O sentimento de rejeição é um dos principais fatores a desencadear doenças como a depressão. Há algum tempo, publicamos uma matéria explicando que pesquisadores da Escola de Medicina da Universidade de Michigan descobriram que nosso cérebro responde à rejeição social liberando analgésicos naturais da mesma maneira que faz quando encara a dor física.

A maquiadora e antropóloga paulistana Ariane Molina, 30, acredita que toda mulher afrodescendente passa por um período de aceitação. Conhecer outras mulheres negras e debater esses temas, tantas vezes dolorosos, ajudam. "Quando estamos mais alinhadas politicamente com nossas ideias, nos respeitamos mais esteticamente", afirma.

A profissional Ariane Molina maquiando a cantora Elza Soares. Foto: Crewactive | Photography

Assim como a também maquiadora Camila, Ariane não gosta da ideia de esconder traços característicos. "Não faço uso de maquiagem corretiva para afinar nariz ou esconder o real do rosto. Gosto de valorizar pintas, sardas e cicatrizes."

Ela relata que a dificuldade de produtos adequados para a pele negra não está somente na indústria nacional. "Tenho algumas amigas modelos negras que precisam portar seu estojo de maquiagem diariamente pelo fato dos profissionais não disporem dos tons de pele mais retintos."
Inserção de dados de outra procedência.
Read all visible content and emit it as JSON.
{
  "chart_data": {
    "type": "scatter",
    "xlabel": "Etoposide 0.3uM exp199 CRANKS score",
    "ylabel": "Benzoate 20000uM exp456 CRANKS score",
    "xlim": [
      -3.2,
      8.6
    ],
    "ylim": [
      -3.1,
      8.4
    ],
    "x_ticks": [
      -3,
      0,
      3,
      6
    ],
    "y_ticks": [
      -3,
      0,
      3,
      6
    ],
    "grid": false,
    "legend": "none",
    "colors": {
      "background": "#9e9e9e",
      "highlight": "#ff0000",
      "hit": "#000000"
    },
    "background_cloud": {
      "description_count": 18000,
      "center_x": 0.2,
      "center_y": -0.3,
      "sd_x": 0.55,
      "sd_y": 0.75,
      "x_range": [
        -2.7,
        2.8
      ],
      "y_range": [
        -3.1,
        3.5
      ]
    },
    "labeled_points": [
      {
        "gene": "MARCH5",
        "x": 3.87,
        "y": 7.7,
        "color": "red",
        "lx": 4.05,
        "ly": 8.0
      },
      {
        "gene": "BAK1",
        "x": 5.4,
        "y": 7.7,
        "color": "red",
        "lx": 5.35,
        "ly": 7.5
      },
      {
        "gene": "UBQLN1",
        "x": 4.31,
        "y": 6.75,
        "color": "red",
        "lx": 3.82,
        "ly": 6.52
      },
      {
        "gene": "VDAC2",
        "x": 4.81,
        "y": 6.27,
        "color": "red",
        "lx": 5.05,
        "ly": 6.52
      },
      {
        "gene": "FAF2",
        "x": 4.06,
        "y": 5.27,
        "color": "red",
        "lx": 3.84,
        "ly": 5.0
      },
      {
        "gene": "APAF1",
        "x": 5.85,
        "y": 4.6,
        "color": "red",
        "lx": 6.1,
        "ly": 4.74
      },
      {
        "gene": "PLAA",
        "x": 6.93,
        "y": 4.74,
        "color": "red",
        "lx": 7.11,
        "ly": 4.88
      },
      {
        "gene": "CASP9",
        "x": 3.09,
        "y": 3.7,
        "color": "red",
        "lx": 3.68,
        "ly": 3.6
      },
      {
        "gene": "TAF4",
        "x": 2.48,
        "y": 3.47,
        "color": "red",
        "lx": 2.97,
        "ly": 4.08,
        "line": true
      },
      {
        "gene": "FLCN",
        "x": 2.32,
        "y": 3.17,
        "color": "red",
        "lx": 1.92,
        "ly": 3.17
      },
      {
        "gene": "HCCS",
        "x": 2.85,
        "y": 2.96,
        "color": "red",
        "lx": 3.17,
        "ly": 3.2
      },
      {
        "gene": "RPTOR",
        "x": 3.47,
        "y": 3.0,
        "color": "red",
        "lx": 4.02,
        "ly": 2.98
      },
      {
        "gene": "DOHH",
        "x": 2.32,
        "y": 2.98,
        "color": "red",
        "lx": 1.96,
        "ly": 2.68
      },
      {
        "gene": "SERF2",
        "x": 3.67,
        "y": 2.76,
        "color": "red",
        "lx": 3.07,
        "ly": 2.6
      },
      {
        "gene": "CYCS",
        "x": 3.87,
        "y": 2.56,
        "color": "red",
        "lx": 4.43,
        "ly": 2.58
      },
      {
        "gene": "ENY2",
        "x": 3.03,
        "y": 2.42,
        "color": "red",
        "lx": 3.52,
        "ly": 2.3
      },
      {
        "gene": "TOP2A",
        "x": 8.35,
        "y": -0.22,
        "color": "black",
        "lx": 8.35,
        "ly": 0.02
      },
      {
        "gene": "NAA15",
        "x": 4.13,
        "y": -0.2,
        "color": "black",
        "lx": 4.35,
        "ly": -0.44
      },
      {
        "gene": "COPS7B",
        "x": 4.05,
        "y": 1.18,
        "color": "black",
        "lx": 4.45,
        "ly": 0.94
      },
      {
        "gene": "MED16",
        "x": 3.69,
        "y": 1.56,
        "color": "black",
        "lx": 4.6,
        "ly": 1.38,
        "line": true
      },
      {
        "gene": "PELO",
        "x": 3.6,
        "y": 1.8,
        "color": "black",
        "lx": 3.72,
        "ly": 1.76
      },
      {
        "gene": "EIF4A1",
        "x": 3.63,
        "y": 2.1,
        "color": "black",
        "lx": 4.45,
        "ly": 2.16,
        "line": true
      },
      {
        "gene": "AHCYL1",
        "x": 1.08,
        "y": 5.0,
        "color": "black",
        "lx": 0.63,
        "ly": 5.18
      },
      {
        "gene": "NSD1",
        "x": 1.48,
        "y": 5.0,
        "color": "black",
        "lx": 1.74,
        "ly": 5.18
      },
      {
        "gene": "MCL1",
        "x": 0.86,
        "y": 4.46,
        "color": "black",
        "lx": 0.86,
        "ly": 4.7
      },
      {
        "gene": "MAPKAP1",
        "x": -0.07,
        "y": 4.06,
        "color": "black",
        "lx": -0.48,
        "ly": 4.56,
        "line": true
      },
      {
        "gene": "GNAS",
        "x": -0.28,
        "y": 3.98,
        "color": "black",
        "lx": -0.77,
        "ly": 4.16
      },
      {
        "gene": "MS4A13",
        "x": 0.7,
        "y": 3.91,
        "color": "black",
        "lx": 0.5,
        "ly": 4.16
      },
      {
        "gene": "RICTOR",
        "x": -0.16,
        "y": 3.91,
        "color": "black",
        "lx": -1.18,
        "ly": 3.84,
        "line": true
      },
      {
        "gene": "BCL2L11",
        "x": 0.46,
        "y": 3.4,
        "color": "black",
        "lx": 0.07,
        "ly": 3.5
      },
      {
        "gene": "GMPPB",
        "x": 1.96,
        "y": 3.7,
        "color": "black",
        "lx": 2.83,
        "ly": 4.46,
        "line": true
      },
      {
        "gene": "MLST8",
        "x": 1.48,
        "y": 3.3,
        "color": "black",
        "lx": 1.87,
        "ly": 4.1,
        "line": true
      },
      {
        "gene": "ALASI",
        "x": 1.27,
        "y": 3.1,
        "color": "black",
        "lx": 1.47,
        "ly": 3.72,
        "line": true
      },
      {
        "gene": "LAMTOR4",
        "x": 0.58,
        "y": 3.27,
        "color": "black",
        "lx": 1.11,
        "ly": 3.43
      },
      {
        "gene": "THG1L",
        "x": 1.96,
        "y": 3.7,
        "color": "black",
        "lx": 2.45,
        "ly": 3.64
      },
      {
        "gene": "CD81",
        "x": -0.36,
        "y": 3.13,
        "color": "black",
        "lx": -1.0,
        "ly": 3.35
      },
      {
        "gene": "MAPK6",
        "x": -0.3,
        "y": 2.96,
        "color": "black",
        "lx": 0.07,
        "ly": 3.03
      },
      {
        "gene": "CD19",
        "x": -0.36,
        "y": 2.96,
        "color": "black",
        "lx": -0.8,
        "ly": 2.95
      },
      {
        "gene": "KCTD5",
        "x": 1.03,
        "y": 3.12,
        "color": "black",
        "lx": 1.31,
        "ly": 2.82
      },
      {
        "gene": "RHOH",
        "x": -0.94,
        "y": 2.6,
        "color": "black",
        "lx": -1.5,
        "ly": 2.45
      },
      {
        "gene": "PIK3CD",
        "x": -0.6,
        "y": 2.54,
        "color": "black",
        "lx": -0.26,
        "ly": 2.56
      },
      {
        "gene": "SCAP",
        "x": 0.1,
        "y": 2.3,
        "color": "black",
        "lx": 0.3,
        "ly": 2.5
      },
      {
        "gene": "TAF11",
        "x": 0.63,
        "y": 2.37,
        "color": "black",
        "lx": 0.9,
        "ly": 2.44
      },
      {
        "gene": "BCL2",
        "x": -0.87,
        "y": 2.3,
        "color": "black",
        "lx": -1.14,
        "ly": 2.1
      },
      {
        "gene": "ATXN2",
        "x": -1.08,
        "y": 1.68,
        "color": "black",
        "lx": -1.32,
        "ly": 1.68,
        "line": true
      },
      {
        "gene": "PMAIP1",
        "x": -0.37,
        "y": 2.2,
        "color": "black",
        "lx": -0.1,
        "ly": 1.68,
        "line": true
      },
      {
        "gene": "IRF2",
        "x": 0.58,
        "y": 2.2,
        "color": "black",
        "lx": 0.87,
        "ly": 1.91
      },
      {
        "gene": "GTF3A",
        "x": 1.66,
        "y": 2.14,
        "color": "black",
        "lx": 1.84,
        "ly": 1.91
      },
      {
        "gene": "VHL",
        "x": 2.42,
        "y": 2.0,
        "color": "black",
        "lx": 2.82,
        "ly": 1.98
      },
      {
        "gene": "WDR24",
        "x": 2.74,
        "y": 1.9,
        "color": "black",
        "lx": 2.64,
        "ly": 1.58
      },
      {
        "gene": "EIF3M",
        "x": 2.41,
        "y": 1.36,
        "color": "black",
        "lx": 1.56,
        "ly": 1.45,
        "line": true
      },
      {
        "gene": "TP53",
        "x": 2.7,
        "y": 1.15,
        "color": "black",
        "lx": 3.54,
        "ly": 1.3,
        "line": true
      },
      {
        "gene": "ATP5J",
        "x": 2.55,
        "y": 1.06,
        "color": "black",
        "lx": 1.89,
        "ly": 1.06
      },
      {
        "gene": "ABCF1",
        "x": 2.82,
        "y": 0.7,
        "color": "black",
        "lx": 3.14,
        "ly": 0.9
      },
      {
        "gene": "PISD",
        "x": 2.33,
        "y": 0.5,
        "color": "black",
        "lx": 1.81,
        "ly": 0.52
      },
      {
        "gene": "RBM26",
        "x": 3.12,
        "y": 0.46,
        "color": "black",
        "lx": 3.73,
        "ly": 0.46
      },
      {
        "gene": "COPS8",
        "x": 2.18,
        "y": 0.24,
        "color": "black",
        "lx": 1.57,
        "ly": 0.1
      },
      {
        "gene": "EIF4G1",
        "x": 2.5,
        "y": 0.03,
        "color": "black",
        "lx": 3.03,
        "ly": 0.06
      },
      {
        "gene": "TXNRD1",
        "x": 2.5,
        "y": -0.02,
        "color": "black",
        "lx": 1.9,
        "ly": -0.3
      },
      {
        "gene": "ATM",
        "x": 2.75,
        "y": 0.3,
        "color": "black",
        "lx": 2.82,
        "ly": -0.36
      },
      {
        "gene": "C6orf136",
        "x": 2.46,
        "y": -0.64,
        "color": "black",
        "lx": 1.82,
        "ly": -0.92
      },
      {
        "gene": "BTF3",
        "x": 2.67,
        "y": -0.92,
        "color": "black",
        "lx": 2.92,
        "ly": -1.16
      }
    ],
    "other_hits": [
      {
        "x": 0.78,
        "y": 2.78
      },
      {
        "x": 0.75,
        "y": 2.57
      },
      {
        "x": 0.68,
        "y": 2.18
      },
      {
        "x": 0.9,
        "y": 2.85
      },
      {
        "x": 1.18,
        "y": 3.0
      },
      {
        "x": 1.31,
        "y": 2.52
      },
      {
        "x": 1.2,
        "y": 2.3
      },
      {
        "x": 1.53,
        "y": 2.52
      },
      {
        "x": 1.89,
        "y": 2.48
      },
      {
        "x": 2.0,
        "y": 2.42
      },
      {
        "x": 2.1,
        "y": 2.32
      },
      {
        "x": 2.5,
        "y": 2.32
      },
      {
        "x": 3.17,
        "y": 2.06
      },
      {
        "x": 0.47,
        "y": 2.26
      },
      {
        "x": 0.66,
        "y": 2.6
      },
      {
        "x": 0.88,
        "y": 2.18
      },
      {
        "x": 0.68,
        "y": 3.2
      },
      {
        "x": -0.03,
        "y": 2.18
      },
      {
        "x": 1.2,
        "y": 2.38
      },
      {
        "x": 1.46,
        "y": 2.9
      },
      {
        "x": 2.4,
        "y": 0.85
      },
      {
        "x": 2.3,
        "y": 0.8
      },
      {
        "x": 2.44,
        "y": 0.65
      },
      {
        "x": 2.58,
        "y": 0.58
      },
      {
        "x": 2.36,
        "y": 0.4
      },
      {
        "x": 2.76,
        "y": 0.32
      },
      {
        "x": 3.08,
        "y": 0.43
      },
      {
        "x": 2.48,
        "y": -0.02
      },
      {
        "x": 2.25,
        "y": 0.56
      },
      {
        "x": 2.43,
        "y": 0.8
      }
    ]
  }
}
A profissional Ariane Molina maquiando a cantora Elza Soares. Foto: Crewactive | Photography

Recentemente, Ariane maquiou a cantora Elza Soares, que no ano passado balançou as estruturas da música citando a violência de gênero na faixa "Maria da Vila Matilde". "Ela gosta muito de maquiagem e opinou em todas as cores. Ela é muito versátil", relembra a maquiadora, que acredita que, há muito tempo, "há um padrão de embranquecimento que aprisiona a identidade" da mulher negra.